Corporate laws, tax rates, and filing requirements all affect your company's finances and bookkeeping responsibilities. The laws, rates, and requirements vary by state, with some states appearing to be more supportive of a successful business than others. Because some states are more attractive, the state you select for incorporation (the process of officially registering the corporation) is a very important decision.
The law distinguishes between domestic and foreign corporations. When a corporation does business in the same state as where the owners incorporated the business, it is a domestic corporation. When the owners incorporate the business in a state other than where they do business, it is a foreign corporation in the state where it operates. This article explains the consequences of operating a foreign corporation:
No tax avoidance. When you do business in a state other than the one where you incorporated (registered) your business, you will not avoid paying taxes and registration fees in the state where you do business.
Collateral benefits. Even though it might be more complicated to incorporate in one state and do business in another, registering a business in a different state from where you operate might come with a benefit, such as a law in the incorporating state that allows you to keep the names of your shareholders private.
Domestic vs. Foreign Corporations: Choosing a Registered Agent
Every corporation must appoint a registered agent, which is a company or an individual who receives government correspondences and notifications of lawsuits on behalf of the corporation. While you can incorporate and run your business in a different states than where you and the other owners live, your corporation's registered agent must live in the state where you incorporate. If you and the other owners do not live in the state where you incorporate, you must find a local registered agent. A number of companies offer registered agent services for an annual fee, which is a cost to consider before registering out of state.
Before choosing a state in which to incorporate, take time to review the state tax rates that might apply to your business, as you could save money by operating in a low-tax state. As explained above, your business tax rates will depend on where you provide your goods or services, not where you incorporate. Some of the taxes that might apply to your business include:
Corporate income tax: 44 states impose corporate income tax, which corporations pay on business income after deductions for allowable expenses. The states that do not have corporate income tax are Ohio, Nevada, South Dakota, Texas, Washington, and Wyoming.
Gross receipts tax (GRT): Several states and many counties and cities charge GRT, which is tax the corporation pays on the company's total sales. Unlike corporate tax, corporations do not deduct expenses before calculating the tax.
Franchise tax: Many states have a franchise tax. In some areas, it is the same as corporate income tax or GRT, and some states charge franchise tax even if your corporation did not make a profit during the year.

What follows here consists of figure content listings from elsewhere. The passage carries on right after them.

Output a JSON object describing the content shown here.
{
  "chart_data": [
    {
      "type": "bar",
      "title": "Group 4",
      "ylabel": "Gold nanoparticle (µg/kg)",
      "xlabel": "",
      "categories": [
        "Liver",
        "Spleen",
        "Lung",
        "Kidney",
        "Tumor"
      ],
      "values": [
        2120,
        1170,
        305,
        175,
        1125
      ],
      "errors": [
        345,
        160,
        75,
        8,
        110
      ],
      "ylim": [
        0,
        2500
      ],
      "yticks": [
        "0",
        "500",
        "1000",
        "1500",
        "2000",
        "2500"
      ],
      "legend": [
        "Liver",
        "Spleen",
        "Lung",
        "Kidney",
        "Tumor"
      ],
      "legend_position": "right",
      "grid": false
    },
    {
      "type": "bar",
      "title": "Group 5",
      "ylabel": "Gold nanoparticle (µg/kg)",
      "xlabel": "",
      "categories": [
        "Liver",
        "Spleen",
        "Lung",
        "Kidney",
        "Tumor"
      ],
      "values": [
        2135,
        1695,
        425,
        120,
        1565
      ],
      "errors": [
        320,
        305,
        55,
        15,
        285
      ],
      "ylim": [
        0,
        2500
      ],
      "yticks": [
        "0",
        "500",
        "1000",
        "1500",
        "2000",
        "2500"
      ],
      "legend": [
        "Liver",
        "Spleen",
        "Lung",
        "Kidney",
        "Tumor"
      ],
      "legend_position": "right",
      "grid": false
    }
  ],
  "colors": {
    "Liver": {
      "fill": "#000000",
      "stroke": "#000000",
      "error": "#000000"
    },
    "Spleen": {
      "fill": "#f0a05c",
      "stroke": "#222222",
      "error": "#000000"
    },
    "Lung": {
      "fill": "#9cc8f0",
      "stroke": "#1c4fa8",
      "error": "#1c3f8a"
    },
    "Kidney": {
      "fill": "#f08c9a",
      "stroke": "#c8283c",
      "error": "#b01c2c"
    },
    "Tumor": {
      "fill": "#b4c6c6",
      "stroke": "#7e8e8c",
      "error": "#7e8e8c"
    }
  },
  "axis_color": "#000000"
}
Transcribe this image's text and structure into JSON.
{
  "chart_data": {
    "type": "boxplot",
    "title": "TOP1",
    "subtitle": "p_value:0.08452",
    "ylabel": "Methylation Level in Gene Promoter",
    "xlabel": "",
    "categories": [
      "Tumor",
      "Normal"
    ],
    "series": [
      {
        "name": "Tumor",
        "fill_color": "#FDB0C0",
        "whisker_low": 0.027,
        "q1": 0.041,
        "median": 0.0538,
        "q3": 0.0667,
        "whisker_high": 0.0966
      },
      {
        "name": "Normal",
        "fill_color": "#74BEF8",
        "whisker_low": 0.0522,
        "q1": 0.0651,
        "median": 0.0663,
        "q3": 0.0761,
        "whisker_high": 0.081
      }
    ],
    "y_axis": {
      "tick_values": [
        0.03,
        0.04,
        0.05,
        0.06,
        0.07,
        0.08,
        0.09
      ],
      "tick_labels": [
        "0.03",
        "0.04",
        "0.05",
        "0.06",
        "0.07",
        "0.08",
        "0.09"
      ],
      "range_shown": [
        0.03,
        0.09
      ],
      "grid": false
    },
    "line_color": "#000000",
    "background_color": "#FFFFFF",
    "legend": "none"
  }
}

Sales tax: Most states impose sales tax for all goods and services sold in the state. Unlike GRT, you can arrange your sales so that your customers pay the tax (you add the tax to the subtotal, then remit it to the state).
Personal income tax: All owners and employees will pay taxes on the income and profits they receive from the corporation. The amount will depend on where the individuals live.
Property taxes: Corporations that own real estate will likely pay property tax in the state where the property is located.
Filing and Reporting Fees
To keep your corporation in good standing in its state of incorporation, you must file paperwork with the state, submit annual reports, and pay filing fees. Fees vary widely by state, ranging from less than $100 to almost $500. A few states do not require corporations to file annual reports, while others charge corporations several hundred every year to file the annual report. Keep in mind if you operate in states other than the one in which you incorporated, you will likely be responsible for formation paperwork, annual reports, and filing fees in those additional states.
No matter where you file, your corporation will give you limited liability protection, so you will not be personally responsible for the debts and obligations of the business. That's a hefty dose of protection, and there might be more. Some states have business laws that are more favorable to corporations than other states' laws. For example, a particular state might offer flexibility, privacy, or a favorable system to handle business disputes that you won't find in other states.